Relationship management (mutual fund).
Governance of the fund and maintenance of member relationships, supported by automated reporting, structured record-keeping, and consistent, on-time communications, so the mutual's obligations to its members are met repeatably rather than heroically.

People keep the judgement.

In a regulated mutual, "fully autonomous" is the wrong goal. An unexplainable automated decision is a liability. So every consequential step keeps a person in the loop, but the person's job changes: instead of doing the manual work, they approve work that AI and orchestration have already prepared, checked, and documented.
This is what let us move fast without breaking compliance. The audit trail is built in. Every orchestration logs what it did, what the AI recommended, what the actuarial model priced, and which human approved it. That is not a bolt-on report; it is a by-product of how the system runs.
Measured change across the operating model.
Delivered in 11 weeks.
Brief to go-live, the full redesign and all 147+ processes were live in eleven weeks, against a traditional build scoped at over $160,000 and far longer.
Eliminated 20+ FTE of planned growth.
The headcount SharedFare would have had to hire to carry projected volume through the old manual model was removed entirely.
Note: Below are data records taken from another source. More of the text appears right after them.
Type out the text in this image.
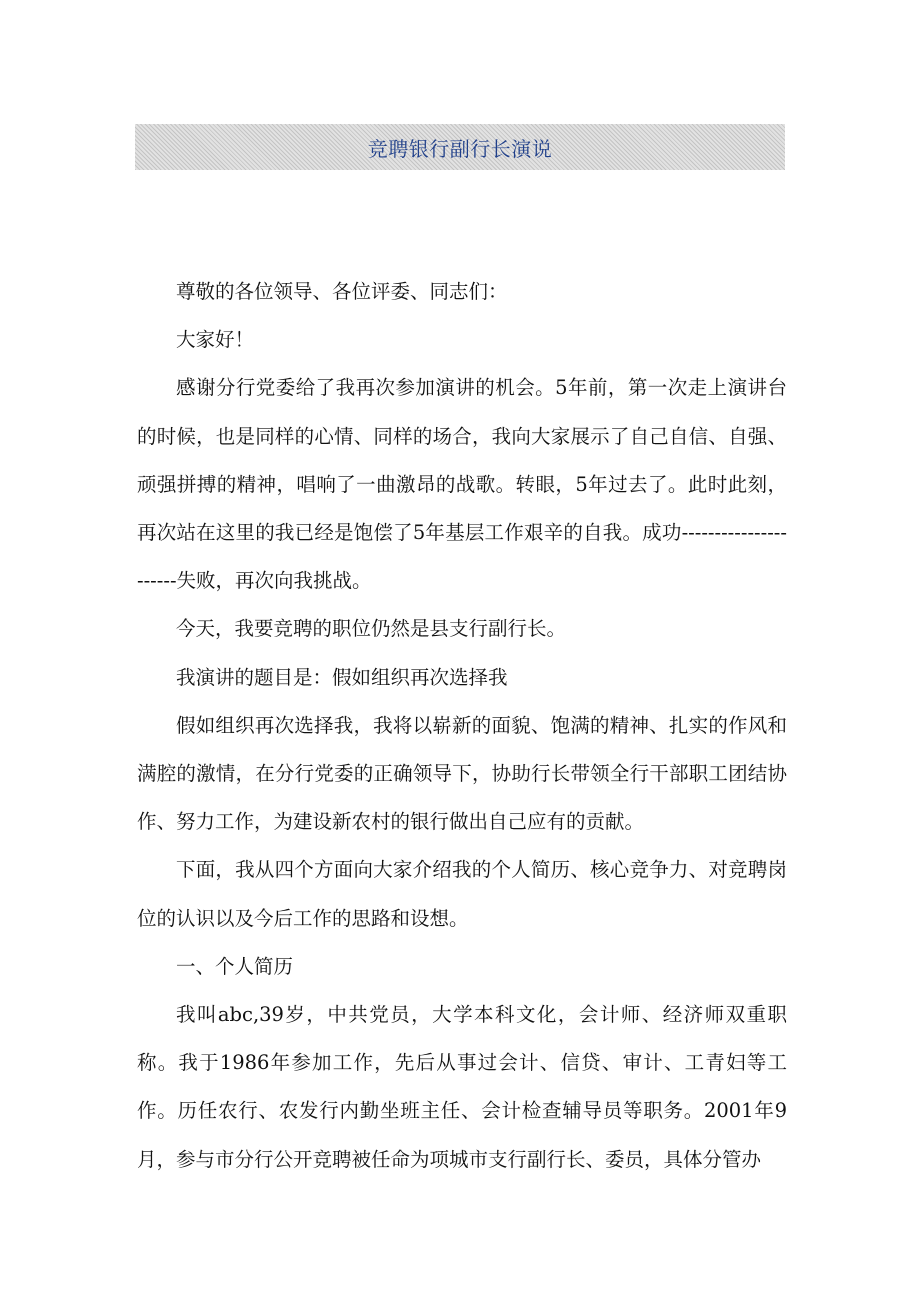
竞聘银行副行长演说

尊敬的各位领导、各位评委、同志们：

大家好！

感谢分行党委给了我再次参加演讲的机会。5年前，第一次走上演讲台的时候，也是同样的心情、同样的场合，我向大家展示了自己自信、自强、顽强拼搏的精神，唱响了一曲激昂的战歌。转眼，5年过去了。此时此刻，再次站在这里的我已经是饱偿了5年基层工作艰辛的自我。成功----------------------失败，再次向我挑战。

今天，我要竞聘的职位仍然是县支行副行长。

我演讲的题目是：假如组织再次选择我

假如组织再次选择我，我将以崭新的面貌、饱满的精神、扎实的作风和满腔的激情，在分行党委的正确领导下，协助行长带领全行干部职工团结协作、努力工作，为建设新农村的银行做出自己应有的贡献。

下面，我从四个方面向大家介绍我的个人简历、核心竞争力、对竞聘岗位的认识以及今后工作的思路和设想。

一、个人简历

我叫abc,39岁，中共党员，大学本科文化，会计师、经济师双重职称。我于1986年参加工作，先后从事过会计、信贷、审计、工青妇等工作。历任农行、农发行内勤坐班主任、会计检查辅导员等职务。2001年9月，参与市分行公开竞聘被任命为项城市支行副行长、委员，具体分管办
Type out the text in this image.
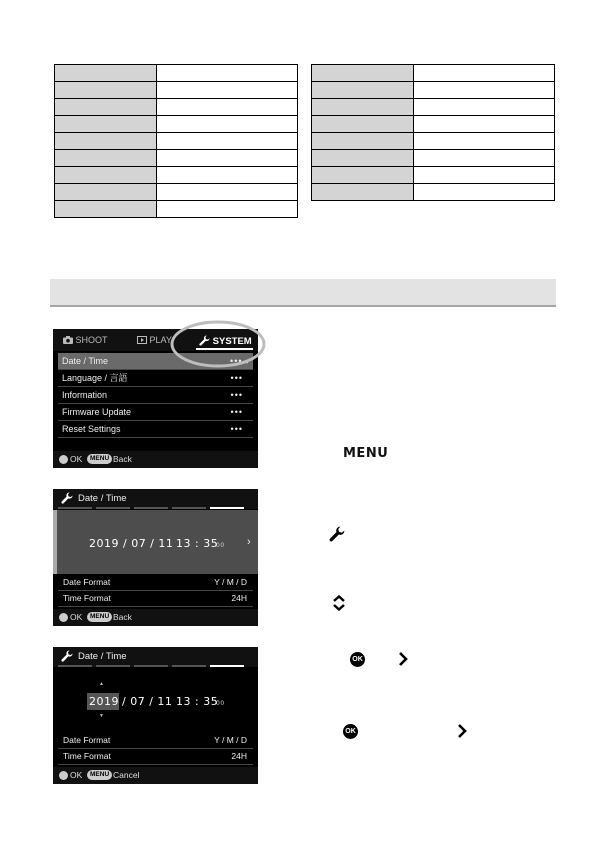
SHOOT	PLAY	SYSTEM
Date / Time	••• ›
Language / 言語	•••
Information	•••
Firmware Update	•••
Reset Settings	•••
OK	MENU Back
Date / Time
2019 / 07 / 11 13 : 35
00 ›
Date Format	Y / M / D
Time Format	24H
OK	MENU Back
Date / Time
▲
2019 / 07 / 11 13 : 35
00
▼
Date Format	Y / M / D
Time Format	24H
OK	MENU Cancel
MENU
OK
OK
At a conservative fully-loaded cost of roughly $110,000 per role, that is on the order of $2.2 million per year in operating cost avoided.
Removed 97 hours of manual rework every month.
Duplicate data entry, error correction, and chasing things that fell through the cracks, measured at 97 hours per month across the organisation, were engineered out by making each piece of data flow once, correctly, through a single orchestrated path.
Onboarding: four to five days to 30-40 minutes.
A multi-day, form-driven process is now a fully automated flow that completes in well under an hour.
Claims turnaround: four to five hours to five to six minutes.
Including documentation presented to the customer for signature and payment initiated in the same flow.
Pricing driven by risk, not guesswork.
A purpose-built actuarial model now profiles every member and sets price from risk, consistently and at machine speed, with every decision logged for audit.
Paper to digital, end to end.
Processes that were entirely paper-based are now digital, with AI as the augmented orchestrator between the member and SharedFare and a human approving every decision that counts.
Compliance held, and got stronger.
Every automated step is logged and auditable by design, giving the business a cleaner regulatory posture than the manual model it replaced.

Four decisions made the difference.

Four decisions made the difference. Composable over monolithic: best-of-breed tools joined by one orchestration engine, fast to build, cheap to run, easy to change. A custom risk engine at the core: pricing driven by a purpose-built actuarial model, so the fund takes on risk deliberately instead of hoping for the best. AI as orchestrator, not oracle: AI did the reading, drafting, and triage; humans kept the judgement, speed without surrendering control. Compliance as a by-product, not a phase: auditability fell out of the architecture instead of being retrofitted.
The outcome SharedFare asked for was a redesign within budget. What they got, in 11 weeks, was an operating model that scales without scaling headcount, prices risk like an actuary, and delivers well beyond what they expected.